Тогда школа ждала и звала своих питомцев, принимала со всем радушием и гостеприимством. Новая, теплая и светлая, с высоким резным крыльцом, откуда далеко был виден широкий и привольный мир. Их сельская школа открылась в последний предвоенный год. Никогда не забудут ребята того праздничного дня. Возводили ее всей деревней — дружно, споро, с песней и прибауткой, как все, что строят советские люди для себя и своих детей. Вокруг здания посадили фруктовый сад, кусты сирени, но разбить площадки для занятий спортом уже не успели. Не до того было: началась война.

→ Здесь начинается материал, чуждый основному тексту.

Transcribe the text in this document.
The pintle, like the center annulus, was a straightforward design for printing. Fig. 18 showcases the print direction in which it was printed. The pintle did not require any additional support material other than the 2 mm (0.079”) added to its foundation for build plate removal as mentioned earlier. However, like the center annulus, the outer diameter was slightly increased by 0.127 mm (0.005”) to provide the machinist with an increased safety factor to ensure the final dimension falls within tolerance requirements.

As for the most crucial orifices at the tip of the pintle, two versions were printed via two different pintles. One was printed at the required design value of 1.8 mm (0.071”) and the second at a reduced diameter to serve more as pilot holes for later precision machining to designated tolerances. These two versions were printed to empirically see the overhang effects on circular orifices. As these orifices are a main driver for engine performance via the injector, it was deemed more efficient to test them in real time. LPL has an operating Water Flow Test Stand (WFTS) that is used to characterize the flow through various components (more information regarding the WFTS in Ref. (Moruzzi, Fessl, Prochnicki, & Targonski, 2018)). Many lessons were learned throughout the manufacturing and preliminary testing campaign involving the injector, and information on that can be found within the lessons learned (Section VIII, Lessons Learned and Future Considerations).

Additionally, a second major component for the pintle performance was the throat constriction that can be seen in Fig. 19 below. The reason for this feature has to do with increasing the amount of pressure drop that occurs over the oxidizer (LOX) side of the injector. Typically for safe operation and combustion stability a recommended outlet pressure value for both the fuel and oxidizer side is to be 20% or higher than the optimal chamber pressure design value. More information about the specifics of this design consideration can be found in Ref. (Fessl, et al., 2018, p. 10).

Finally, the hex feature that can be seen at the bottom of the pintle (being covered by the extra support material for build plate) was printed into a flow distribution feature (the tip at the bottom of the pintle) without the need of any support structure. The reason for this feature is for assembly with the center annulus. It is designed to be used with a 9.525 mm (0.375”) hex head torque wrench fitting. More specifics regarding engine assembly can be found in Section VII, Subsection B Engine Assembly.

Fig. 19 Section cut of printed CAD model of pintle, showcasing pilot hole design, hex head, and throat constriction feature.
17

Разве тайком, с оглядкой и страхом шли бы они к ней? Зачем было бы им вздрагивать и замедлять шаги, едва показалась она за поворотом дороги? Зачем останавливаться, не смея подойти ближе? Шумливой, голосистой гурьбой вкатились бы дети на любимое свое крыльцо, радостно возбужденные, настежь распахнули двери. И навстречу пахнуло бы родными теплыми запахами только что протопленных печей, березовых дров, тщательно вымытых полов.
А что они делают сейчас? Да такое в те дни могло присниться им разве что в самом жутком, самом кошмарном сне!
Притаившись в ложбинке за голым кустарником, укрытым снегом, смотрят дети на дом, в котором они росли, без которого не мыслили жизни. Смотрят и не могут поверить своим глазам, хотя видят его таким уже не в первый раз.
Над чужой ненавистной вывеской свисает гитлеровский флаг. У крыльца — часовой в тяжелой каске, в мышиного цвета шинели. Вокруг дома ходят и ходят такие же, как этот у крыльца, мрачные и жестокие чужеземцы. Тупо смотрят по сторонам, не выпускают из рук оружия. Фашисты стерегут школу.
Для чего упрятали они ее за колючую проволоку, окружили высоким тюремным частоколом?
Ребятам слышится стон… Это она, их родная школа, тяжко стонет, пытаясь вырваться на свободу. Или, может быть, то плачут молоденькие и нежные яблоньки, от которых не осталось и следа в истребленном гитлеровцами пришкольном саду? Стоны все чаще, явственнее, все сильнее ранят сердца ребят… И вдруг не стон, а крик, протяжный и страшный, доносится оттуда, из-за колючей проволоки. Несколько секунд он висит в прозрачном и тихом морозном воздухе, пока, наконец, не глохнет в глубине дома. Только невероятная мука способна заставить человека так кричать. Кто же терпит муки там, за окнами, наглухо закрытыми черными шторами?